The EU Agriculture and Fisheries Council convened in Luxembourg on 14 and 15 October. The ministers discussed catch limits and fishing quotas, with particular focus on the Baltic Sea, as well as forest issues.

The meeting was chaired by Minister of Agriculture and Forestry Jari Leppä. 

On 14 October, the Council agreed on next year's total allowable catches (TACs) and member states' quotas for the ten most commercially important fish stocks in the Baltic Sea. This agreement therefore sets out how much European fishermen will be able to fish and under what conditions.

In line with the latest scientific advice highlighting poor conditions in the Baltic Sea, the Council decided to decrease fishing opportunities for the majority of fish stocks. TACs were moderately increased only for herring in the Gulf of Riga, and were maintained for salmon in the Gulf of Finland.

Cuts were particularly significant for cod, with a 60% decrease in the Western part of the Baltic Sea, and the permission to have by-catches only in the Eastern part.

Some courageous decisions had to be taken to preserve the health of the Baltic Sea fish stocks and the longer term sustainability of fisheries in the area. Today's agreement not only allows for stock recovery, but also helps mitigate the socio-economic effects on EU fishermen. 
Jari Leppä, Minister for Agriculture and Forestry of Finland and President of the Council

Forest issues on the agenda

The Ministers also exchanged views on a post-2020 strategy for forests. The current EU Forest Strategy runs until 2020, and preparations for a new strategy are currently under way. In addition, the ministers exchanged views on the Commission communication on stepping up EU action to protect and restore the world’s forests.

Deforestation is proceeding at an alarming rate and urgent action is needed to stop it.
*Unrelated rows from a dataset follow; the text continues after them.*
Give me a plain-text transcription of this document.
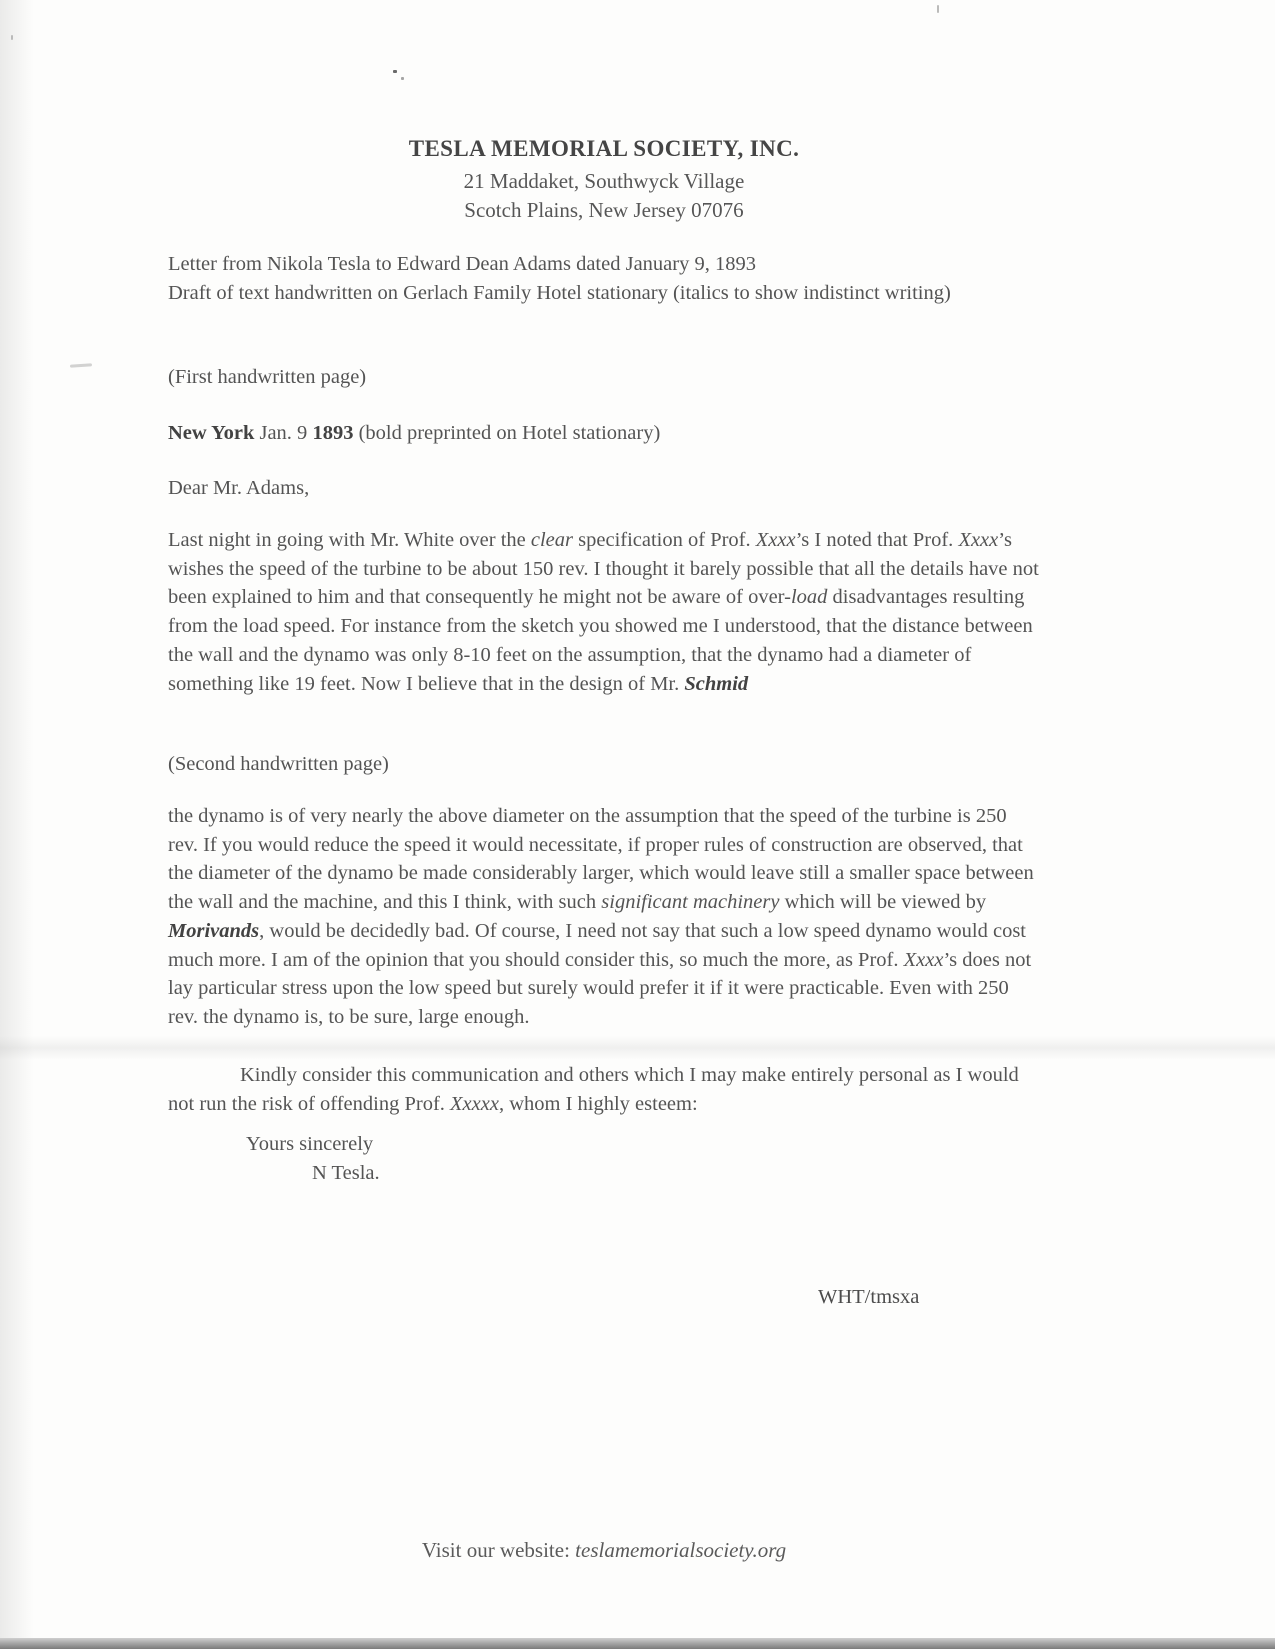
TESLA MEMORIAL SOCIETY, INC.
21 Maddaket, Southwyck Village
Scotch Plains, New Jersey 07076
Letter from Nikola Tesla to Edward Dean Adams dated January 9, 1893
Draft of text handwritten on Gerlach Family Hotel stationary (italics to show indistinct writing)
(First handwritten page)
New York Jan. 9 1893 (bold preprinted on Hotel stationary)
Dear Mr. Adams,
Last night in going with Mr. White over the clear specification of Prof. Xxxx’s I noted that Prof. Xxxx’s wishes the speed of the turbine to be about 150 rev. I thought it barely possible that all the details have not been explained to him and that consequently he might not be aware of over-load disadvantages resulting from the load speed. For instance from the sketch you showed me I understood, that the distance between the wall and the dynamo was only 8-10 feet on the assumption, that the dynamo had a diameter of something like 19 feet. Now I believe that in the design of Mr. Schmid
(Second handwritten page)
the dynamo is of very nearly the above diameter on the assumption that the speed of the turbine is 250 rev. If you would reduce the speed it would necessitate, if proper rules of construction are observed, that the diameter of the dynamo be made considerably larger, which would leave still a smaller space between the wall and the machine, and this I think, with such significant machinery which will be viewed by Morivands, would be decidedly bad. Of course, I need not say that such a low speed dynamo would cost much more. I am of the opinion that you should consider this, so much the more, as Prof. Xxxx’s does not lay particular stress upon the low speed but surely would prefer it if it were practicable. Even with 250 rev. the dynamo is, to be sure, large enough.
Kindly consider this communication and others which I may make entirely personal as I would not run the risk of offending Prof. Xxxxx, whom I highly esteem:
Yours sincerely
N Tesla.
WHT/tmsxa
Visit our website: teslamemorialsociety.org
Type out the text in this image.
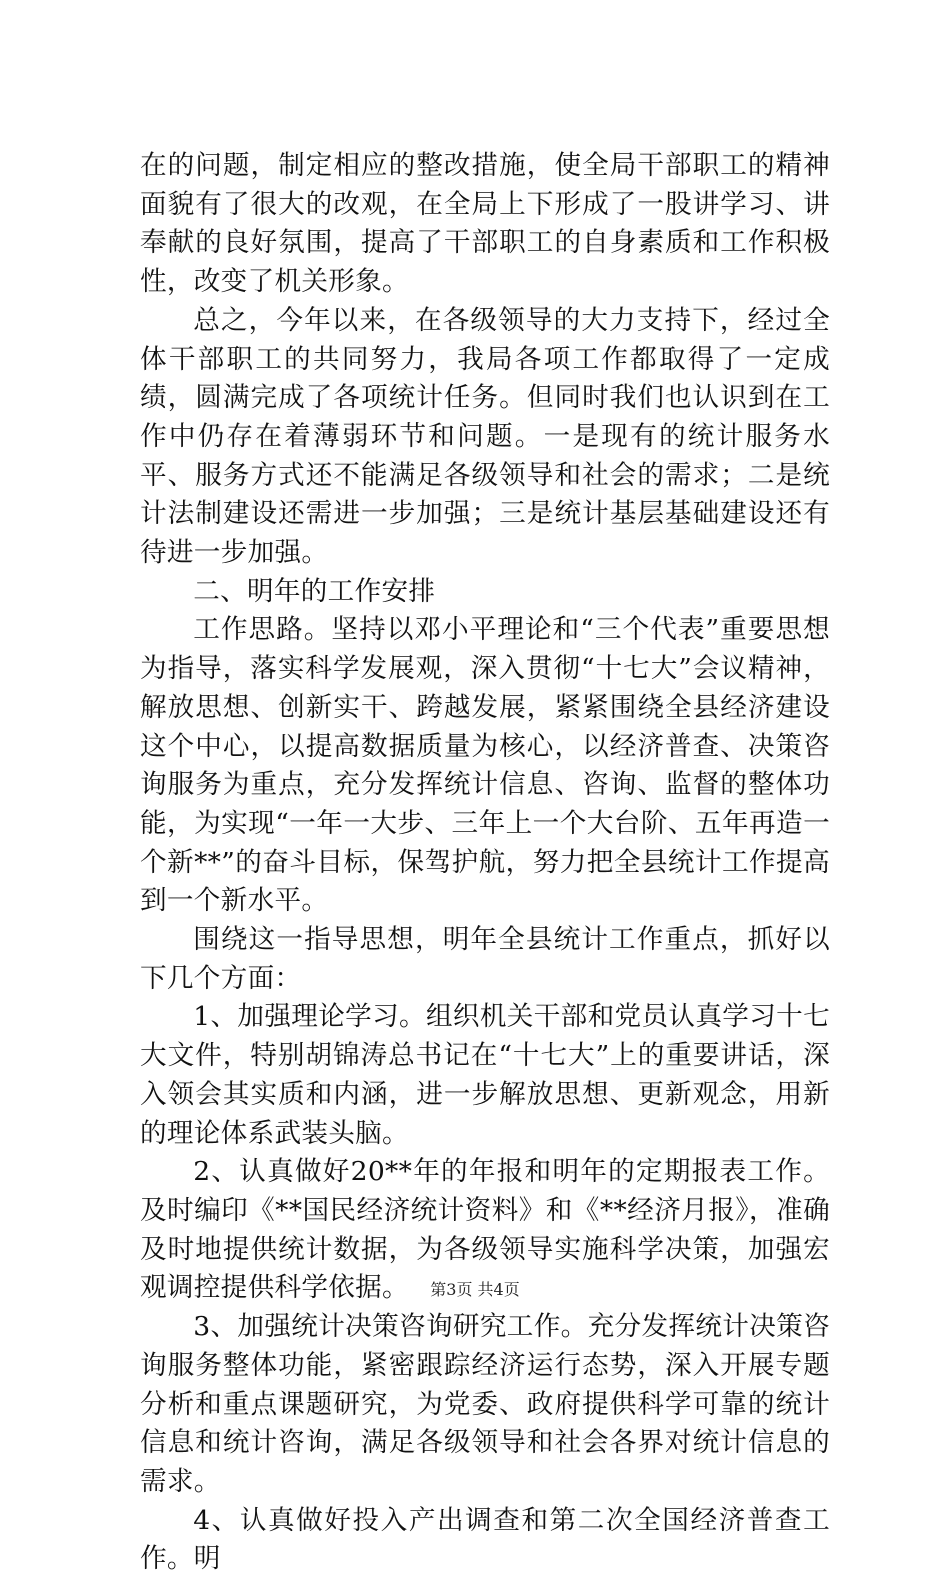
在的问题，制定相应的整改措施，使全局干部职工的精神面貌有了很大的改观，在全局上下形成了一股讲学习、讲奉献的良好氛围，提高了干部职工的自身素质和工作积极性，改变了机关形象。

总之，今年以来，在各级领导的大力支持下，经过全体干部职工的共同努力，我局各项工作都取得了一定成绩，圆满完成了各项统计任务。但同时我们也认识到在工作中仍存在着薄弱环节和问题。一是现有的统计服务水平、服务方式还不能满足各级领导和社会的需求；二是统计法制建设还需进一步加强；三是统计基层基础建设还有待进一步加强。

二、明年的工作安排

工作思路。坚持以邓小平理论和“三个代表”重要思想为指导，落实科学发展观，深入贯彻“十七大”会议精神，解放思想、创新实干、跨越发展，紧紧围绕全县经济建设这个中心，以提高数据质量为核心，以经济普查、决策咨询服务为重点，充分发挥统计信息、咨询、监督的整体功能，为实现“一年一大步、三年上一个大台阶、五年再造一个新**”的奋斗目标，保驾护航，努力把全县统计工作提高到一个新水平。

围绕这一指导思想，明年全县统计工作重点，抓好以下几个方面：

1、加强理论学习。组织机关干部和党员认真学习十七大文件，特别胡锦涛总书记在“十七大”上的重要讲话，深入领会其实质和内涵，进一步解放思想、更新观念，用新的理论体系武装头脑。

2、认真做好20**年的年报和明年的定期报表工作。及时编印《**国民经济统计资料》和《**经济月报》，准确及时地提供统计数据，为各级领导实施科学决策，加强宏观调控提供科学依据。

3、加强统计决策咨询研究工作。充分发挥统计决策咨询服务整体功能，紧密跟踪经济运行态势，深入开展专题分析和重点课题研究，为党委、政府提供科学可靠的统计信息和统计咨询，满足各级领导和社会各界对统计信息的需求。

4、认真做好投入产出调查和第二次全国经济普查工作。明

第3页 共4页
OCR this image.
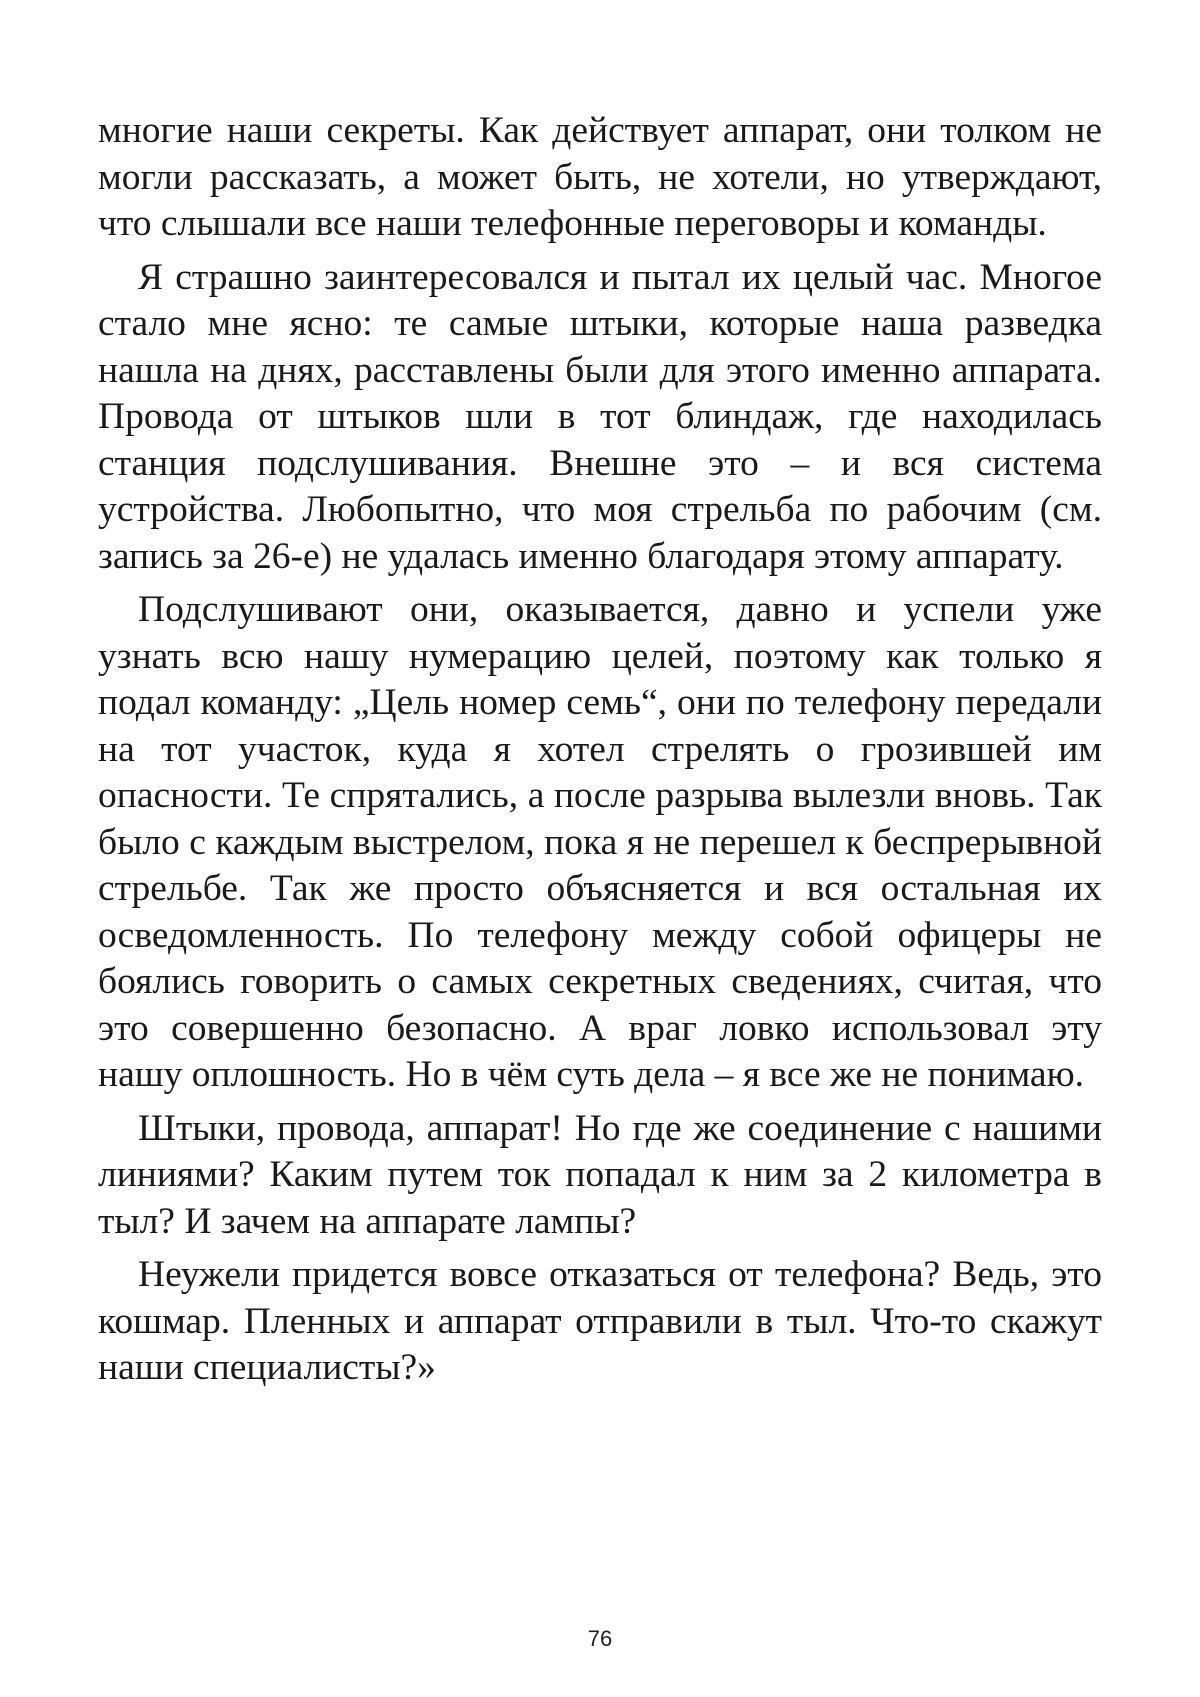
многие наши секреты. Как действует аппарат, они толком не могли рассказать, а может быть, не хотели, но утверждают, что слышали все наши телефонные переговоры и команды.

Я страшно заинтересовался и пытал их целый час. Многое стало мне ясно: те самые штыки, которые наша разведка нашла на днях, расставлены были для этого именно аппарата. Провода от штыков шли в тот блиндаж, где находилась станция подслушивания. Внешне это – и вся система устройства. Любопытно, что моя стрельба по рабочим (см. запись за 26-е) не удалась именно благодаря этому аппарату.

Подслушивают они, оказывается, давно и успели уже узнать всю нашу нумерацию целей, поэтому как только я подал команду: „Цель номер семь“, они по телефону передали на тот участок, куда я хотел стрелять о грозившей им опасности. Те спрятались, а после разрыва вылезли вновь. Так было с каждым выстрелом, пока я не перешел к беспрерывной стрельбе. Так же просто объясняется и вся остальная их осведомленность. По телефону между собой офицеры не боялись говорить о самых секретных сведениях, считая, что это совершенно безопасно. А враг ловко использовал эту нашу оплошность. Но в чём суть дела – я все же не понимаю.

Штыки, провода, аппарат! Но где же соединение с нашими линиями? Каким путем ток попадал к ним за 2 километра в тыл? И зачем на аппарате лампы?

Неужели придется вовсе отказаться от телефона? Ведь, это кошмар. Пленных и аппарат отправили в тыл. Что-то скажут наши специалисты?»

76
Forestry is therefore a top priority for Finland's presidency and we are working to highlight, also through the adoption of Council conclusions, the need for afforestation, sound and sustainable management, and protection and restoration of forests.
Jari Leppä, Minister for Agriculture and Forestry of Finland and President of the Council

Also on the agenda was the state of play in the negotiations on the reform of the Common Agricultural Policy (CAP) post-2020.

Other issues on the agenda included the European Maritime and Fisheries Fund post-2020, other fisheries-related matters and agricultural markets.